Atraumatic splenic ruptures triggered both remission and death in a single case of blastic plasmacytoid dendritic cell neoplasm

[TO THE EDITOR] A 78-year-old Japanese man presented to our hospital with multiple skin lesions, multiple lymphadenopathies and moderate splenomegaly. Hematological examination revealed a white blood cell (WBC) count of 13100/μL with 63% blasts, hemoglobin concentration of 12.2 g/dL and platelet count of 42000/μL. Blasts in the peripheral blood were medium in size and had scant grey-blue cytoplasm.
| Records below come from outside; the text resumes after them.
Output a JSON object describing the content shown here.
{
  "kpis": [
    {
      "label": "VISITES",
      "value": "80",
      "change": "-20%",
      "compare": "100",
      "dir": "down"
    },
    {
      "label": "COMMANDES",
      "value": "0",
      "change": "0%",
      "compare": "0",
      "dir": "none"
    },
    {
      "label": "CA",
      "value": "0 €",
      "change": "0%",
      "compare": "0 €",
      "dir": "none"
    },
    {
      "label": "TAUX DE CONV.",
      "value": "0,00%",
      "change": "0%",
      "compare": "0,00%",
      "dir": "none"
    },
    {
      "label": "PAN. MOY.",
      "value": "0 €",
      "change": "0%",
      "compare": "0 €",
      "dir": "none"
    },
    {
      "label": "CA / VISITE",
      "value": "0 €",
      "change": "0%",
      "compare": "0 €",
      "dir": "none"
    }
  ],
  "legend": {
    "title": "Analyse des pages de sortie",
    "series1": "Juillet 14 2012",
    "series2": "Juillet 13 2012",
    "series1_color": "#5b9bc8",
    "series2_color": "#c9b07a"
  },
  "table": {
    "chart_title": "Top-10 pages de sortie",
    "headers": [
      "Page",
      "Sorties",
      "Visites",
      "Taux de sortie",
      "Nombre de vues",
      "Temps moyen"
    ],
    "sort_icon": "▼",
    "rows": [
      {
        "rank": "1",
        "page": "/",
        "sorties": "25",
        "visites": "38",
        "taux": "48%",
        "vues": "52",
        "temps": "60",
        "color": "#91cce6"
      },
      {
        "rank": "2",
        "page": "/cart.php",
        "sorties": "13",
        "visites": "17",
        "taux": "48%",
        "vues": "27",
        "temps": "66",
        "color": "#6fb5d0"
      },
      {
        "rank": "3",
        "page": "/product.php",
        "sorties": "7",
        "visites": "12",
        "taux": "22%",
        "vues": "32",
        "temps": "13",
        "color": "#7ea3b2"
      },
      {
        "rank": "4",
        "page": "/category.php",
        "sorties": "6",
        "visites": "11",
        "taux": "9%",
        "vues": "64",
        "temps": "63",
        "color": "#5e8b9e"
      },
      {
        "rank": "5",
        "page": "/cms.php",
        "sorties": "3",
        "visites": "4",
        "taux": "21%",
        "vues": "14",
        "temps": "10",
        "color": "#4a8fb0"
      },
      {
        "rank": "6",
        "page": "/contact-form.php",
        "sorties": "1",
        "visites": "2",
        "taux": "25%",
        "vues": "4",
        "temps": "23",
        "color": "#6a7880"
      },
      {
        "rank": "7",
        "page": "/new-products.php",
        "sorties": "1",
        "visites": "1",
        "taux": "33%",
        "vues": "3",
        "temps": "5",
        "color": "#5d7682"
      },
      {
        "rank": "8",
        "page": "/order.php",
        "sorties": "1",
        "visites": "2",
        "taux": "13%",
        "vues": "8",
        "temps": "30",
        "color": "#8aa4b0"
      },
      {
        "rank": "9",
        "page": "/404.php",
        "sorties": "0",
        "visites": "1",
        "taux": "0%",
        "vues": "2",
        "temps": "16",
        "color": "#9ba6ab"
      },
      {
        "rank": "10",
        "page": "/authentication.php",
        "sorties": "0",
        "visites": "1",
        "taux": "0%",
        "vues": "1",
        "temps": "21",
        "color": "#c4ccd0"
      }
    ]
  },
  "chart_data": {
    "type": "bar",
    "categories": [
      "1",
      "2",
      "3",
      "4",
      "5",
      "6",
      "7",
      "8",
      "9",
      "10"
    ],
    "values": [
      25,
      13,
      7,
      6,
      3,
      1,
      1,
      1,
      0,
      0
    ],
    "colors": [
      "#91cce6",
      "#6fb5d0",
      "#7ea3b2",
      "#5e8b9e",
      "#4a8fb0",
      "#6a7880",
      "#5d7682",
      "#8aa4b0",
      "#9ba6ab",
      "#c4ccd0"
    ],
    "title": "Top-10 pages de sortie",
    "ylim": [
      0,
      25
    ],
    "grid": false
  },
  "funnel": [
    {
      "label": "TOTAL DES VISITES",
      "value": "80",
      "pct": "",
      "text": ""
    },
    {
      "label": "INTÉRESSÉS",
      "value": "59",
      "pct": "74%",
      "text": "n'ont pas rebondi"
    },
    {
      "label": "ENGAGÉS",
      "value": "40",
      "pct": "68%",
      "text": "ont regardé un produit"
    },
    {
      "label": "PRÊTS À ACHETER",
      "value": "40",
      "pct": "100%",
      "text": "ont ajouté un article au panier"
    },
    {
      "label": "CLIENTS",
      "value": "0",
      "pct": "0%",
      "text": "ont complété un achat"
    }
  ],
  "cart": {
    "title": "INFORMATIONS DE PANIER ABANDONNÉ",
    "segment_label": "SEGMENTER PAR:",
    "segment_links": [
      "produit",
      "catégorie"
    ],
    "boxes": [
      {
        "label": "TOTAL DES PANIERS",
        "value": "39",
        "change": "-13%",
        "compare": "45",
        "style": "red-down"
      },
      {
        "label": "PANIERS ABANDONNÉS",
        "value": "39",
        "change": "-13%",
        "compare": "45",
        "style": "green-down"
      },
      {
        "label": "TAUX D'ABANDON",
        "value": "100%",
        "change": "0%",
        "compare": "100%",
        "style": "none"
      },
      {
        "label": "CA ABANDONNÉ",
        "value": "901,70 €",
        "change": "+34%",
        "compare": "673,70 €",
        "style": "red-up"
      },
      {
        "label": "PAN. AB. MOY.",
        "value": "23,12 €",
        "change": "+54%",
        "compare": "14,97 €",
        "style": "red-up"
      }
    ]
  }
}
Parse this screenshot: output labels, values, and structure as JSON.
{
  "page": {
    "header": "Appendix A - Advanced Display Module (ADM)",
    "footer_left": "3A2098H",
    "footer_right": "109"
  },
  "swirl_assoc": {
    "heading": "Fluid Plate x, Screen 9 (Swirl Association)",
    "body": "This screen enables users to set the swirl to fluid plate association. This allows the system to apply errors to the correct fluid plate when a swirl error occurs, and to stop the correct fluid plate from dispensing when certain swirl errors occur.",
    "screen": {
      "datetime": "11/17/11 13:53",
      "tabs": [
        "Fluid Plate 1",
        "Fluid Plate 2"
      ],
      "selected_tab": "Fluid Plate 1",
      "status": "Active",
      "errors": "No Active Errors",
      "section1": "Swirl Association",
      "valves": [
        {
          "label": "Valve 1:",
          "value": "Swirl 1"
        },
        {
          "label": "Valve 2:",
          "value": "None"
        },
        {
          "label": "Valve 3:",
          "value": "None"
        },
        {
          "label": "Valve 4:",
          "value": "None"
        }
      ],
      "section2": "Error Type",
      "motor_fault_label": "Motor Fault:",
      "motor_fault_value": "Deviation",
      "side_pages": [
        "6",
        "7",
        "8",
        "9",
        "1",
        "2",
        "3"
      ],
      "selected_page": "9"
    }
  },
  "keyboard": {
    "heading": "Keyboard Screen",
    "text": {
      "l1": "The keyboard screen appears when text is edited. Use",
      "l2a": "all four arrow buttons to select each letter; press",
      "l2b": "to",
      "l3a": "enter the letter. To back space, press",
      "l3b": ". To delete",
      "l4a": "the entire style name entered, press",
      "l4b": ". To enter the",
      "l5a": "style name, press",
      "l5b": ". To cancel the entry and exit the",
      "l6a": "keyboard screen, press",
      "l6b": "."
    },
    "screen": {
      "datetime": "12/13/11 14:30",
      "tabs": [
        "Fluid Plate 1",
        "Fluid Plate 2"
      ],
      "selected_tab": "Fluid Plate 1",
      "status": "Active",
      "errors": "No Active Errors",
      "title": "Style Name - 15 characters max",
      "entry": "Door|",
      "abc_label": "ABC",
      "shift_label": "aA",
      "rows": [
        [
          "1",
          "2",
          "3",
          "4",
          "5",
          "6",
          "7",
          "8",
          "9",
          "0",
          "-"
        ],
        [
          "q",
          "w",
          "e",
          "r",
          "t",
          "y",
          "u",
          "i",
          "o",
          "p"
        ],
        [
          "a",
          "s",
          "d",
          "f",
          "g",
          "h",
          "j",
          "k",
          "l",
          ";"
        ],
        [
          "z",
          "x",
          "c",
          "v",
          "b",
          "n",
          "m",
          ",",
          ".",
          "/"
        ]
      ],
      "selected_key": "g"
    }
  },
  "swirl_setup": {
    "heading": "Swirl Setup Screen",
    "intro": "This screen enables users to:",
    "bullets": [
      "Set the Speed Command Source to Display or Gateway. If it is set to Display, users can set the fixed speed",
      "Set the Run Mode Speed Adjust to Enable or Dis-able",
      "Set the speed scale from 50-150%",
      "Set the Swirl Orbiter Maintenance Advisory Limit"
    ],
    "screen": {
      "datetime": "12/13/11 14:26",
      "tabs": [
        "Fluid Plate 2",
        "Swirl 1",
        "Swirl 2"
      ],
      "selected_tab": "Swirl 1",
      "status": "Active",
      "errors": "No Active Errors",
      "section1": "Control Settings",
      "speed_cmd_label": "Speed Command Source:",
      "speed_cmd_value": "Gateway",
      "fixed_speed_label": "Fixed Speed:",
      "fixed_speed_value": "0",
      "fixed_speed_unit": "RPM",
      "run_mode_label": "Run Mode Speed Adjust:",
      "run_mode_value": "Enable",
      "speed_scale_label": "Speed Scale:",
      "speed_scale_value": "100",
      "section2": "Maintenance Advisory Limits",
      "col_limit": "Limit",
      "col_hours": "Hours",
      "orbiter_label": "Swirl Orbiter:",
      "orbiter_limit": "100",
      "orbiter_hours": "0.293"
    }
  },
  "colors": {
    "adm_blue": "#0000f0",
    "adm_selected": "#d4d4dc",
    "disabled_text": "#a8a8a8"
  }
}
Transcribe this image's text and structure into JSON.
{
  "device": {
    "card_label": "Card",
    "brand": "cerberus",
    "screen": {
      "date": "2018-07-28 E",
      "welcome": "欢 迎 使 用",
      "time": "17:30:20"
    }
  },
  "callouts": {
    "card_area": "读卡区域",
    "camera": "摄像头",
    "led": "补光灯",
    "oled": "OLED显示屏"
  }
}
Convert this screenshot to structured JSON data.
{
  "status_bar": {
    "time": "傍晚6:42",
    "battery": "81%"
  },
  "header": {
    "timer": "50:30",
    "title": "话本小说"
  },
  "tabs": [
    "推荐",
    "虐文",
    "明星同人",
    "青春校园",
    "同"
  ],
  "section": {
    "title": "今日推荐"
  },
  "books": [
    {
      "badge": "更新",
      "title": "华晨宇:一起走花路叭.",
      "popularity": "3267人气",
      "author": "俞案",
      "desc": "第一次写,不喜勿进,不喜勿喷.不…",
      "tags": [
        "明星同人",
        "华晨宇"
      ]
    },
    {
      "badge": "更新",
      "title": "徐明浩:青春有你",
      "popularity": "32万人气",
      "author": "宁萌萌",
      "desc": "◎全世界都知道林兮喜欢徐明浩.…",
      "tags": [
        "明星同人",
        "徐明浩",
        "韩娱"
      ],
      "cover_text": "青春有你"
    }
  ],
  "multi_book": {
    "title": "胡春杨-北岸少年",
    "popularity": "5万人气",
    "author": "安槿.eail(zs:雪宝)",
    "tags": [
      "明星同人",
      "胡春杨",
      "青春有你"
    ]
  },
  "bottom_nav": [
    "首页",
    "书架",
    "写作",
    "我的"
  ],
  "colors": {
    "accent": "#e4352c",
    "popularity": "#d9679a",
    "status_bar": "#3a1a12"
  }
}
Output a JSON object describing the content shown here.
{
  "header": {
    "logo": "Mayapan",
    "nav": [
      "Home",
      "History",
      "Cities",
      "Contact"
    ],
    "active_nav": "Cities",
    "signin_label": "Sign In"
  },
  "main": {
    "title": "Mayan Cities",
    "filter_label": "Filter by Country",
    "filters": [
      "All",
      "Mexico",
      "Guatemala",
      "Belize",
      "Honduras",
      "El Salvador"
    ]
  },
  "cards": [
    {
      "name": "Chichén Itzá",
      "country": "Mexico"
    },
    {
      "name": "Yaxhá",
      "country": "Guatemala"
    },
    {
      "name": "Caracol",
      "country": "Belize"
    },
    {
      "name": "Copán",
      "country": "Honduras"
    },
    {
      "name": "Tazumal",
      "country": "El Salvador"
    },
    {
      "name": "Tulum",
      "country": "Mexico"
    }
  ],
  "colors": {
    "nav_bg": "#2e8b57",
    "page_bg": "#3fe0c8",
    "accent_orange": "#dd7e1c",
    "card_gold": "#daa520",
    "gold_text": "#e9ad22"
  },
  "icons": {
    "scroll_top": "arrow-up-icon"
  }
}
On flow cytometry analysis of peripheral blood, abnormal cells expressing CD2, CD4, CD7 and CD56 were observed. Based on these findings, we suspected leukemic transformation of lymphoma. Lymph node biopsy was performed and the specimen exhibited diffuse proliferation of large blastic cells. These cells were positive for CD4, CD56, CD123 and TCL1 on immunohisto-chemistry. Infiltration of these abnormal cells was also noted in the specimen from the skin lesion biopsy and bone marrow. The chromosomal analysis demonstrated a normal karyotype. Taken together, a diagnosis of blastic plasmacytoid dendritic cell neoplasm (BPDCN) was established. Fourteen days after the first visit, he returned with fever, anemia and tenderness in the left upper quadrant. We assumed progression of the disease and planned chemotherapy.